Agatha Christie created the Belgian private detective Hercule Poirot in 1920 and he appeared in scores of her stories over the following 55 years. In recent times he was convincingly portrayed by David Suchet in ITV’s Agatha Christie’s Poirot, a long-running series that brought almost all the character’s print appearances to life on screen. Suchet bowed out of the series in June 2013.

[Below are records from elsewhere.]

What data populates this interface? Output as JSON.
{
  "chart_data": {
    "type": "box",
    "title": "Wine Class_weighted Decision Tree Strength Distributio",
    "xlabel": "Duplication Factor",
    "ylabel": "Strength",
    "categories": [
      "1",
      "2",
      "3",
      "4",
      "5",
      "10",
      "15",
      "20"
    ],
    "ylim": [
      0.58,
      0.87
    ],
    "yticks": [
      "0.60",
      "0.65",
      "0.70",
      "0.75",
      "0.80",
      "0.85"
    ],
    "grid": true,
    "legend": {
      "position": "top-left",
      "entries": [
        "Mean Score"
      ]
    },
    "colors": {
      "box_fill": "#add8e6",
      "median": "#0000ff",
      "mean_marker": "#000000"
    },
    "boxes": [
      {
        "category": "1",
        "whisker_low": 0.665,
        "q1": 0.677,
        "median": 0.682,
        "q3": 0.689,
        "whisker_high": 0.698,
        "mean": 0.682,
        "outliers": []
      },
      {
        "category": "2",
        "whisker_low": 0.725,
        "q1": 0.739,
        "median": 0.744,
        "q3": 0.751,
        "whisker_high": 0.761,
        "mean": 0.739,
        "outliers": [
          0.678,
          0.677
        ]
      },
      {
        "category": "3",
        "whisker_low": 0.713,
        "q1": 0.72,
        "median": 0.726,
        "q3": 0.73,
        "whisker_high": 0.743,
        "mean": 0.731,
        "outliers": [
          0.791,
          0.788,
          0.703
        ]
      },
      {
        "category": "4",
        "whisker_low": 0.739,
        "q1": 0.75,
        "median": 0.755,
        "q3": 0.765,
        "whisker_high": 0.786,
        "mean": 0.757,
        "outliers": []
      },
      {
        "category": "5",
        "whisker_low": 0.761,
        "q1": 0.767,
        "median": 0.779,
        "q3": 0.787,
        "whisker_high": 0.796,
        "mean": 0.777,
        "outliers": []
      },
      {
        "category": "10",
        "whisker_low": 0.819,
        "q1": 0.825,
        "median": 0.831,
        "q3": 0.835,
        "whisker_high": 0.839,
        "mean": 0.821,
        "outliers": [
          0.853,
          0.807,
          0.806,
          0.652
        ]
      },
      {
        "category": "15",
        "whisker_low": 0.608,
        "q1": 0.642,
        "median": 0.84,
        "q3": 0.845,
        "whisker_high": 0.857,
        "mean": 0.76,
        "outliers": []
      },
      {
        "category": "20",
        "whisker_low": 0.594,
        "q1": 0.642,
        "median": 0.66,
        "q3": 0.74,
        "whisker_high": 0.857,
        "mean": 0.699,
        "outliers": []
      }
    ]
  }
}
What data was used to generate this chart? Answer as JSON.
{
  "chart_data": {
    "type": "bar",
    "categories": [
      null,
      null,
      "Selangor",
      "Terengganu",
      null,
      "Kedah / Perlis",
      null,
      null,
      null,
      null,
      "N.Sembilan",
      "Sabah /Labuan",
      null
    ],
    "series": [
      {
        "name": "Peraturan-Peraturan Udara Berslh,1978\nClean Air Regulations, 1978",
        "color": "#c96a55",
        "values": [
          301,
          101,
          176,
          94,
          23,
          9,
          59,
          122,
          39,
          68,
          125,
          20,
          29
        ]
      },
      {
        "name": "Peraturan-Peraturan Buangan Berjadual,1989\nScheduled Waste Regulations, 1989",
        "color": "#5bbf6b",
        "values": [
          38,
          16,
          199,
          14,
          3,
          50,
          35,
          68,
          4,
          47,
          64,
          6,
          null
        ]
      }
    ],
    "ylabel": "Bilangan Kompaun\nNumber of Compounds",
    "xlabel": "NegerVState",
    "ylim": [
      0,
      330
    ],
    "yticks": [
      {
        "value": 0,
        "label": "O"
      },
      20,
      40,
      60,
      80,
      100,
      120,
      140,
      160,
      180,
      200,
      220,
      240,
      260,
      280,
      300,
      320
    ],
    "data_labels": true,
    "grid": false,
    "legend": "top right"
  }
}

Suchet’s Poirot (to whom the adjective ‘dapper’ was invariably applied) lived in a world in which every modern building seemed to be art deco. Accordingly, it was essential that the television incarnation of his home – a flat in the fictional Whitehaven Mansions, Sandhurst Square – should possess the appropriate architecture. Florin Court, in Charterhouse Square, Smithfield, served the purpose elegantly from the series’ first episode in 1989. Apart from changing the name above the porch, removing the cars outside and disguising their parking bays, the Poirot production designer needed to do very little to achieve the time shift to the period before the Second World War.
Florin Court is a ten-storey block built in 1936 by Guy Morgan, who had worked for Edwin Lutyens before setting up his own practice. Morgan endowed the block with wide window bands and rounded corners curving in to a recessed entrance to achieve a streamlined style. In an optimistic vision of communal interaction, Florin Court originally had squash courts, a dining room and a cocktail bar. Nowadays, there’s a gym, a spa and a wi-fi area.
Florin Court was damaged by a fire in a first floor flat in July 2013. However, no one was hurt and the building was soon restored to its former glory.